Dans la troisième et
dernière sous-partie, « La Grille
d’Acier » (The Steel Mesh), Harcourt se penche
sur la coexistence actuelle – et en apparence paradoxale – entre cette société
digitale, « ouverte » et « transparente » et un système pénitentiaire nord-américain qui
gère et « stocke » une population carcérale la plus importante au monde
(plus de deux millions de personnes) et où un Afro-américain sur neuf est en
prison[11] [p.235]. Harcourt évoque
ici plusieurs explications afin de comprendre ce phénomène, par lequel, ces
deux mondes s’imbriqueraient : la forme-prison maintiendrait en quelque
sorte le dispositif sécuritaire et analogue au sein de notre « pavillon
réfléchissant » et notre société de l’exposition serait
elle-même structurée autour d’une surveillance numérique de masse : 1,2
million de personnes résidentes aux États-Unis sont ainsi surveillées [p. 247-248].
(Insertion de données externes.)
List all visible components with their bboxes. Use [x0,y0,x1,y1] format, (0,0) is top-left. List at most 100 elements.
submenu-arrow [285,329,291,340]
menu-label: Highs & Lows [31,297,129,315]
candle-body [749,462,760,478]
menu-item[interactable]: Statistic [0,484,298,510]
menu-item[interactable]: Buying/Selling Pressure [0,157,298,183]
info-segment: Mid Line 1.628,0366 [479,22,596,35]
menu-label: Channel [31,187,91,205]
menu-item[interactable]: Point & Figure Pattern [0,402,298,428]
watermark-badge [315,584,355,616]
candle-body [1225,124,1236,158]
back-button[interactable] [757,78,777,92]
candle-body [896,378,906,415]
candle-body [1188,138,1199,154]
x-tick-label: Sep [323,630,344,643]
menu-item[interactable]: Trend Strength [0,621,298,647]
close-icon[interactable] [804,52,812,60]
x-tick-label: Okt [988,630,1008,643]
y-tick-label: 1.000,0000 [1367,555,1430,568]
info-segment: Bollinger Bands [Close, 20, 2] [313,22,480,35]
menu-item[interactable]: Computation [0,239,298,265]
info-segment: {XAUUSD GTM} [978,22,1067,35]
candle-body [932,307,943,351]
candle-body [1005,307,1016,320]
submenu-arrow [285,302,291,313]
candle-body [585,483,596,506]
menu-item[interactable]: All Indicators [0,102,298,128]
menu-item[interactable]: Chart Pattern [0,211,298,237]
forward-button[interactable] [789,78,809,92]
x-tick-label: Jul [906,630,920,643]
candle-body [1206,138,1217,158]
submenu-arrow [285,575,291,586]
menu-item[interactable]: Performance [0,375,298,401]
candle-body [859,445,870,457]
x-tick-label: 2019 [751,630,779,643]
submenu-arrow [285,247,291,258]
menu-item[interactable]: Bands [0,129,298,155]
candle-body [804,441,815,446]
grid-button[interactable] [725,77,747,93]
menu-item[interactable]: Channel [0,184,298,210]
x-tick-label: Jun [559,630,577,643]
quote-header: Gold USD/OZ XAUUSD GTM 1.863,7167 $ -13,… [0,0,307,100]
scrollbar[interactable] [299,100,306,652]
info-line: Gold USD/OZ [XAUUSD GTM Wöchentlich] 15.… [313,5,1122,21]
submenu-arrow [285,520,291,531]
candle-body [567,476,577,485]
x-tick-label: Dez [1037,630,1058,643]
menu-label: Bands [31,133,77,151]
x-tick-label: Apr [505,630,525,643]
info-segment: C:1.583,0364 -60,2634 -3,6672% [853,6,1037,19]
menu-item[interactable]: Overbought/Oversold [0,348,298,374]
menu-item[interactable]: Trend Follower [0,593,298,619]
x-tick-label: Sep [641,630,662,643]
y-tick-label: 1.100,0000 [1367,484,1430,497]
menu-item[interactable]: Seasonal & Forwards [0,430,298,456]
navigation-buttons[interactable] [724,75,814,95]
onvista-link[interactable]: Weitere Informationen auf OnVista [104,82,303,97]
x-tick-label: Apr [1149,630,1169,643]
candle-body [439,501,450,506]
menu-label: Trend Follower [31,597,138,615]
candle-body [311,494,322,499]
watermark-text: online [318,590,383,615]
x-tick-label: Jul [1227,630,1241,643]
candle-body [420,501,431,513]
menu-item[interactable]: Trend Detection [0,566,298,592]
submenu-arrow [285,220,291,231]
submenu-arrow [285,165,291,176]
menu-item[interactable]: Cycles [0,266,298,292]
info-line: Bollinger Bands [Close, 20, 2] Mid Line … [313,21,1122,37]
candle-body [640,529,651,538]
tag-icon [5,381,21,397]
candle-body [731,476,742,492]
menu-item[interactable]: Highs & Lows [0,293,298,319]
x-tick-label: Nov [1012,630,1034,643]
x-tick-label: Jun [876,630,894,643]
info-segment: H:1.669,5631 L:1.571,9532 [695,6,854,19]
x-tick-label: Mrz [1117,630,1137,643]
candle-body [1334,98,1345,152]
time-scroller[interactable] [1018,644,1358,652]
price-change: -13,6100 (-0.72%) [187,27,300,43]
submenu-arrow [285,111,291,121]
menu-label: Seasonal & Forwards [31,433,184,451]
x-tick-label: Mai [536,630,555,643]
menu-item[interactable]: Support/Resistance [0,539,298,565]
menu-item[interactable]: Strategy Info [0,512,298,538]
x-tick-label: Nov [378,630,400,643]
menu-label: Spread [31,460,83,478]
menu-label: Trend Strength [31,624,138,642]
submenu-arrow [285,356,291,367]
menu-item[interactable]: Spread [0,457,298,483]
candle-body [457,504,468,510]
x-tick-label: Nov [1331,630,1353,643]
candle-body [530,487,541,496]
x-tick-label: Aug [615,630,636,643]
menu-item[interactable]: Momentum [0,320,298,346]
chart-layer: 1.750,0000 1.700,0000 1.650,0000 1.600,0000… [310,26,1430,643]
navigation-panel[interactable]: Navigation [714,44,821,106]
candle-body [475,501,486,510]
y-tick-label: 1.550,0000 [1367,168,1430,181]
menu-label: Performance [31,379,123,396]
L’autre originalité de l’auteur consiste à faire appel à Max Weber et en
particulier à sa métaphore de la « cage de fer » qu’il utilisait pour décrire, comme nous le
savons, ce « style de vie de l’ensemble
des individus nés dans ce mécanisme », à savoir le
capitalisme[12].
Harcourt réutilise donc cette image pour nous rappeler le maintien et le
développement de ces pratiques punitives et de l’omniprésence de la prison sous
cette ère numérique. En revenant même sur la signification originale de
l’expression de Weber, stahlhartes Gehäuse,
c’est-à-dire une « carapace dure comme l’acier », il montre comment grâce à la malléabilité de
cette dernière « la transparence virtuelle et la
surveillance correctionnelle s’appuient réciproquement » et constitueraient non pas une prison à
proprement dit, mais plutôt « une camisole
de force, un revêtement, une coquille faite de tissu moderne, comme le Téflon
ou les fibres de Kevlar » [p. 249-250].
La dernière partie d’Exposed porte sur La Désobéissance Digitale et souhaite démontrer en premier lieu que
notre complaisance et notre manque de résistance à l’égard de notre condition
digitale actuelle viendraient en partie des propres pratiques démocratiques
contemporaines. En parlant de Démocratie
Virtuelle, Harcourt revient sur la notion de « despotisme démocratique » de Tocqueville, qui serait maintenue grâce à
l’apathie des individus. Harcourt montre ainsi comment certaines questions
telles que la surveillance, les pratiques policières et le régime pénal sont
considérés (du moins aux États-Unis) comme des besoins, certes désagréables,
mais nécessaires pour le bon fonctionnement de nos sociétés. Ces questions
seraient perçues d’une telle façon car elles seraient exclues du débat
politique par la majorité des théories et pratiques libérales et démocratiques.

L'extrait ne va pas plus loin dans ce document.